We the viewers determine in the end if a movie is a box office success, but your idea of Straight to Video is determined by the studio. Or were you expecting a magical device that all studios have that can determine what will succeed in movie theaters and what won't?

Braveheart, Dances with Wolves, Moon, Gran Torino and various other things would be classified in straight to video if theaters were only meant for blockbusters. And the funny part is I did watch all of those at home first, but I'm glad they came out in the theaters first. Mostly Dances with Wolves cause I remember being 11 and the hype of it made McDonalds basically give it away. It was my first personal new vhs that wasn't a hand me down :)
Braveheart, Dances with Wolves, Moon, and Gran Torino should have been straight to video. They were not theater worthy.
 
Braveheart, Dances with Wolves, Moon, and Gran Torino should have been straight to video. They were not theater worthy.

You didn't answer who determines what is meant for Theater and what is meant for straight to video. Because obviously if it's based on your taste (which seemingly you are more incline to call things shit over offering suggestions of what you like) than it seems a lot of things that were considered major box office successes would of never even been released in theaters.

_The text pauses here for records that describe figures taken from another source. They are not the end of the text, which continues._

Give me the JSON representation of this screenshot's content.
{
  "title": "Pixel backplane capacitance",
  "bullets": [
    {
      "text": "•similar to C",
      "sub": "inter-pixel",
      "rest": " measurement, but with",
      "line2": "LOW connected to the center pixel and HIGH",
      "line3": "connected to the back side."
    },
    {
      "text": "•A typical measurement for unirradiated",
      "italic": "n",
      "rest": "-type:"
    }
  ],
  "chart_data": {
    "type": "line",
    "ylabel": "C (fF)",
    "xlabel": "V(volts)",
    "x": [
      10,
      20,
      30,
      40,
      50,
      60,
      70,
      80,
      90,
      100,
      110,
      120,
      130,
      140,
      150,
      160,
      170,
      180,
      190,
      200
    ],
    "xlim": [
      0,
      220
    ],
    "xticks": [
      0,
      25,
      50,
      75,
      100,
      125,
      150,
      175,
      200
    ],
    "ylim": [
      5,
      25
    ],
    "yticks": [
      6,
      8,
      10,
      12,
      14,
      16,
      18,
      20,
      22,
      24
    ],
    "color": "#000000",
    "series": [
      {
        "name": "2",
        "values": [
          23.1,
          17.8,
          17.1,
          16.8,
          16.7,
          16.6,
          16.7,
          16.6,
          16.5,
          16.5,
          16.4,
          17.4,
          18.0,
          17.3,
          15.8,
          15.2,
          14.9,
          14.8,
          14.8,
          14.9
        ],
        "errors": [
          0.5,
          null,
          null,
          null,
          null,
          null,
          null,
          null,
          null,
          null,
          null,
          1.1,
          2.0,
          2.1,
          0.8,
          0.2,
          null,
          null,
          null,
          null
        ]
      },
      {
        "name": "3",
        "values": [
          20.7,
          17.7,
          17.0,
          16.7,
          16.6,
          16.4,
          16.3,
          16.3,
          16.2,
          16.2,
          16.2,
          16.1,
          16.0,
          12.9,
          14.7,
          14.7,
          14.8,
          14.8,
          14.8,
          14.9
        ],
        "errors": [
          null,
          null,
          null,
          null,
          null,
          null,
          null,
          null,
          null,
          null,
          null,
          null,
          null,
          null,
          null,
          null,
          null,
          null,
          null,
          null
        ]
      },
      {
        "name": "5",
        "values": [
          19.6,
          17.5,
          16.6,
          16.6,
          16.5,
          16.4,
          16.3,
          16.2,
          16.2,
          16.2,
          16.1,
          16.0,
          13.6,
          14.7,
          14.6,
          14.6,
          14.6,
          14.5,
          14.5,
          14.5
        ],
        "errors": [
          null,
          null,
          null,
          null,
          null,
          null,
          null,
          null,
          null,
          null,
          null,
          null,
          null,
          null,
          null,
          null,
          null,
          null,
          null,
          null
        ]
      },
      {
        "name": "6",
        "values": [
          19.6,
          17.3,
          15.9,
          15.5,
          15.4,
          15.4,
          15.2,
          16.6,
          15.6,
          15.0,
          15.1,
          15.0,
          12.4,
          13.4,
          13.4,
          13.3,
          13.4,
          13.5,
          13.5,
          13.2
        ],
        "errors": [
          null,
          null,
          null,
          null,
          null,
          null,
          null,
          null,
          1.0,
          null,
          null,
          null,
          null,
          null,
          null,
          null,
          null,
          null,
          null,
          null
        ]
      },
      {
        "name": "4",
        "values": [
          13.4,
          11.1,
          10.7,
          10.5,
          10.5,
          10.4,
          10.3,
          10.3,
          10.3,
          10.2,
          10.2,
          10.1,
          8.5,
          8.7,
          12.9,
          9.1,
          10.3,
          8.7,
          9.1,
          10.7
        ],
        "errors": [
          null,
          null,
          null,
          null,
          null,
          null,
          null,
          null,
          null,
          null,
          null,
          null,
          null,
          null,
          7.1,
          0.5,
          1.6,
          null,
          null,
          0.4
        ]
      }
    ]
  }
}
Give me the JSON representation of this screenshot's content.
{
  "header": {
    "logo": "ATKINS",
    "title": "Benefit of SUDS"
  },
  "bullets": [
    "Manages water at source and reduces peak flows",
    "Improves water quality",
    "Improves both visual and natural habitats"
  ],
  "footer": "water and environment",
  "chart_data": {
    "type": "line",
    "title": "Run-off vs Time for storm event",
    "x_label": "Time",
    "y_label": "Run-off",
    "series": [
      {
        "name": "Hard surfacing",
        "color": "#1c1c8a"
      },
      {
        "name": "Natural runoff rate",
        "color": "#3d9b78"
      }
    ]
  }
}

Obviously you and I have different taste, and I'm fine with that. It's how it's suppose to be. But some of the movies you are saying "Should of been straight to video" makes little sense to me. They are proven blockbusters that have everyright to be in the theater along with their high budget counterparts.
 
There are a lot of vendors that are involved in teh movie making process I'm sure one of them does not have the money for any real security which is where the hack was done.

While Pirates 2-4 haven't been great I'm not an overly critical movie watcher. Was it entertaining, did I forget about all the work I have to do for two hours, am I less stressed than before I watched it? If so its a win. Not everything needs to be 5 star meal sometimes a burger and fries hits the spot. Sometimes you want to just watch the pretty colors and forget about your woes.
 
With the exception of Shawshank Redemption, those movies on top were utter garbage. Shawshank Redemption should have been a TV movie, so it doesn't really count.

Ah, I see you're a troll, never mind then.
 
Ah, I see you're a troll, never mind then.
No. Theaters are designed to put you in the middle of a story, not to just tell you a story. Many older movies did well on the big screen because that was the only way to see them. Today's home screens (TVs, computer monitors, etc.) are more than adequate to serve up the full experience of any older movie. A book is a book whether or not it's a blockbuster hit. It's still just paper with letters on it. We're talking about the county fair versus a major theme park. You don't pack up your family and fly down to Disney World just for a pony ride or a carousel (yes, I know they have one at TMK). Taking all the effort to go out to the theater and see a movie should provide an experience worth your time and money. The giant screen (possible 3D features) and superb surround sound should be used to put you in the middle of a story that makes sense for those features. This is why action movies make better sense for the theater. Kid-friendly movies make sense too because of the novelty of the theater. You're going to take your kid because it's special. Some sort of courtroom drama just isn't going to take advantage of what movie theaters excel at anymore.